The road to the White House is not paved with toll lanes or public-private partnerships.

In fact, Gov. Lawrence J. Hogan’s (R) transportation and environmental plans appear to be a tangle of contradictions and misbegotten directions. But for the moment, let’s put aside his phantasmagorical political whimsies. For all we, or he, even know, they’re strictly back-of-the-brain illusions. Or not.

In a way, Hogan owns this mess. So right up front, his transportation experts have testified that private financing is necessary for toll lanes he wants to build along I-270 and I-495 because the state lacks the money to fund them. And don’t forget the American Legion Bridge, the bow on the gift-package, a neat bit of handicraft that makes one part of the deal undoable without the other.

Frank A. DeFilippo

And whose fault is that? To be a crowd-pleaser, Hogan, early on, cut tolls along Maryland’s pay-for-use bridges, tunnels and roadways, the traditional method of financing the transportation money pool, thus depriving the state’s unified transportation fund of revenue to underwrite the sale of bonds.

The back-of-the-envelope formula at the bond market is that every $1 in the transportation fund will leverage $10 in bonding money to finance transportation projects. At one point, for example, Hogan cut tolls and EZ-Pass fees by $270 million over five years. You do the math.

Going into the bond market with that kind of cash in hand, historically low interest rates and a AAA bond rating would have been a cash cow for Hogan’s transportation projects.

So, by reducing tolls as part of his gesture politics, Hogan himself greatly inhibited Maryland’s ability to finance its publicly-owned transportation projects.

On the amusing side of the venture, transportation officials have scheduled public hearings on the express lanes to hear testimony on a range of tolls that might be acceptable to users who’re in a hurry, or who crave a speed-buzz.

As if tolls are at the state’s command once the investors take over. Besides, the Maryland Transportation Authority has already approved a toll structure for the projects, not that the schedule can’t be amended.

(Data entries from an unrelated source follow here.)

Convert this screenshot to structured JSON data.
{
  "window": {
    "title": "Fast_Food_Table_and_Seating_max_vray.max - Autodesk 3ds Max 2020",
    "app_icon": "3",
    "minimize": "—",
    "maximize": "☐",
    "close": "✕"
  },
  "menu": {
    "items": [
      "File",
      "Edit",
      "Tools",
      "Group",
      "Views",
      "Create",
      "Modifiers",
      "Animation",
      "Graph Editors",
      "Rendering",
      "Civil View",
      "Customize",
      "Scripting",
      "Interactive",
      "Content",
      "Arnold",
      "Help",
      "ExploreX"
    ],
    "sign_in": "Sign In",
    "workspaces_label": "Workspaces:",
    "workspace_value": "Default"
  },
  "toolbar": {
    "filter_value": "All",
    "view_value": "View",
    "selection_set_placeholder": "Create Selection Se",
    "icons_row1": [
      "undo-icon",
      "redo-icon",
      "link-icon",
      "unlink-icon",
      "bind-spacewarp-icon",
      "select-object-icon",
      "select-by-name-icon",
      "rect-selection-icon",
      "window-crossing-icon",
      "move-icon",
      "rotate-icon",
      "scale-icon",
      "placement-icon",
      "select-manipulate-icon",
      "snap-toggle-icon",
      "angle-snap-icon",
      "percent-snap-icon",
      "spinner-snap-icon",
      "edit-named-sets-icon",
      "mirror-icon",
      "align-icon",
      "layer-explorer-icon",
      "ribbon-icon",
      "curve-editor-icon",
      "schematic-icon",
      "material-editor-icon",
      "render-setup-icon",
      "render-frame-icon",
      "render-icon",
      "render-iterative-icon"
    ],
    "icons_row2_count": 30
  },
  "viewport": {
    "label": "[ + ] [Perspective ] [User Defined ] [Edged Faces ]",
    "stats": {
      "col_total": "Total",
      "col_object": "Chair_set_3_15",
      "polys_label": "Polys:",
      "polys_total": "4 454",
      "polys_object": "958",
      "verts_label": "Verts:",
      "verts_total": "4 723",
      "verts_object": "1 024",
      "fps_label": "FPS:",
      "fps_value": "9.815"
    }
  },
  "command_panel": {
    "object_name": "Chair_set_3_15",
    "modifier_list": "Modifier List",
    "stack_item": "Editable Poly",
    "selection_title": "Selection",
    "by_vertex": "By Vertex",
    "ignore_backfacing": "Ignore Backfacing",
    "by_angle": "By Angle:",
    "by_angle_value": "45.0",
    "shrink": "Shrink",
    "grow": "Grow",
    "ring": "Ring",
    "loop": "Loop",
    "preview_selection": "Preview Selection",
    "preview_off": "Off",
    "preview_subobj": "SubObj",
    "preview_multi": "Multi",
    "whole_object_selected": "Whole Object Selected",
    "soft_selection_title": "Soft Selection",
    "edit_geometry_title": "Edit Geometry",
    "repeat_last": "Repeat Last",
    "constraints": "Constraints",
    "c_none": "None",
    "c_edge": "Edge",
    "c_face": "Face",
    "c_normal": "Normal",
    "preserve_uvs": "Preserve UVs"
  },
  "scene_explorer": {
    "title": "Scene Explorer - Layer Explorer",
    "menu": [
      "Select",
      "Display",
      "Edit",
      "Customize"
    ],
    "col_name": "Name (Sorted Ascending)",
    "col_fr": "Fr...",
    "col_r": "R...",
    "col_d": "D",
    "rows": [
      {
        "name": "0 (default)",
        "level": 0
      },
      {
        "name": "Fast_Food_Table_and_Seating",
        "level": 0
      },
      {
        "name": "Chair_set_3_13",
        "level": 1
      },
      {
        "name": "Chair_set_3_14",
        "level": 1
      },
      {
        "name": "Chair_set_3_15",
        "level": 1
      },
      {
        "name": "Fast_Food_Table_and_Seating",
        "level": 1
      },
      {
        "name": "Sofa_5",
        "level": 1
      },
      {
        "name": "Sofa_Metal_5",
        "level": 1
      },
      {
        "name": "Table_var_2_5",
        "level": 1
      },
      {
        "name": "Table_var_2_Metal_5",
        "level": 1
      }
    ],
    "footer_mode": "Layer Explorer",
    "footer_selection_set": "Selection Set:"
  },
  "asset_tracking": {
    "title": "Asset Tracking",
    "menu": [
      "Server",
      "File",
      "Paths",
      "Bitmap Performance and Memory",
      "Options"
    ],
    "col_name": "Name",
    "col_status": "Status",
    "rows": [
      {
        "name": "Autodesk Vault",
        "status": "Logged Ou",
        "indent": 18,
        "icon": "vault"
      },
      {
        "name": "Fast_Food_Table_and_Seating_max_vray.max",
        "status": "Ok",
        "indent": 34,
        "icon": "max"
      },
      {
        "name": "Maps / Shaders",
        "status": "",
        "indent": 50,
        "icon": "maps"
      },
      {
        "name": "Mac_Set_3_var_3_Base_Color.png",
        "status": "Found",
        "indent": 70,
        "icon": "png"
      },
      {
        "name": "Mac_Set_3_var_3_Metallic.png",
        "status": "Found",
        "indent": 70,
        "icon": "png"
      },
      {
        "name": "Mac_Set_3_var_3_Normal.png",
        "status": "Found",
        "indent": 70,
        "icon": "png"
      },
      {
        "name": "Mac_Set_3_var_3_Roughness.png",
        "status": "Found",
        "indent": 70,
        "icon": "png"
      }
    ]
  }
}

To provide transportation needs, the state must first satisfy federal environmental concerns. This requires an air pollution analysis.

Knowing this as a condition, officials from Hogan’s Department of the Environment and the Motor Vehicles Administration tried fast-tracking their plan to reduce the number, ages and models of vehicles that are required to undergo regular emissions testing under the VEIP program. That was in itself the result of a federal order for Maryland to clean up its act and its air, among the dirtiest in the nation — another crowd-pleaser that would reduce fees, this one $14 every two years. (Remember Hogan’s early pledge and subsequent boast that he reduced more than 155 fees?)

But the General Assembly got wind of the plan and blocked the effort in its tire-tracks, or so it thought. House Bill 44, the law as of July 1, requires a review and a report to the legislature before any action that can reduce the VEIP program.

But the MDE and MVA officials appear hell-bent on enforcing their plan despite the will of the Assembly and a statewide network of environmentalists as well as federal regulators. Complaints from lawmakers continue, even as their slow-down law took effect, over the future of VEIP as part of Maryland’s program to decontaminate the air as we continue to gag on our own toxins.

It is estimated that more than 100,000 vehicles leave the Baltimore area every workday for jobs in the Washington region, leaving poisonous clouds along the round-trip route that is hazardous to our health.

To wit: A recent academic study, reported by Maryland Matters Founding Editor Josh Kurtz, concluded that auto emissions contribute significantly to premature deaths in Maryland.

Using data from the U.S. Environmental Protection Agency, researchers from Harvard and the University of North Carolina found that in 2016, toxic emissions from exhausts caused an estimated 7,100 premature deaths in the mid-Atlantic and Northeast regions, including 664 in Maryland.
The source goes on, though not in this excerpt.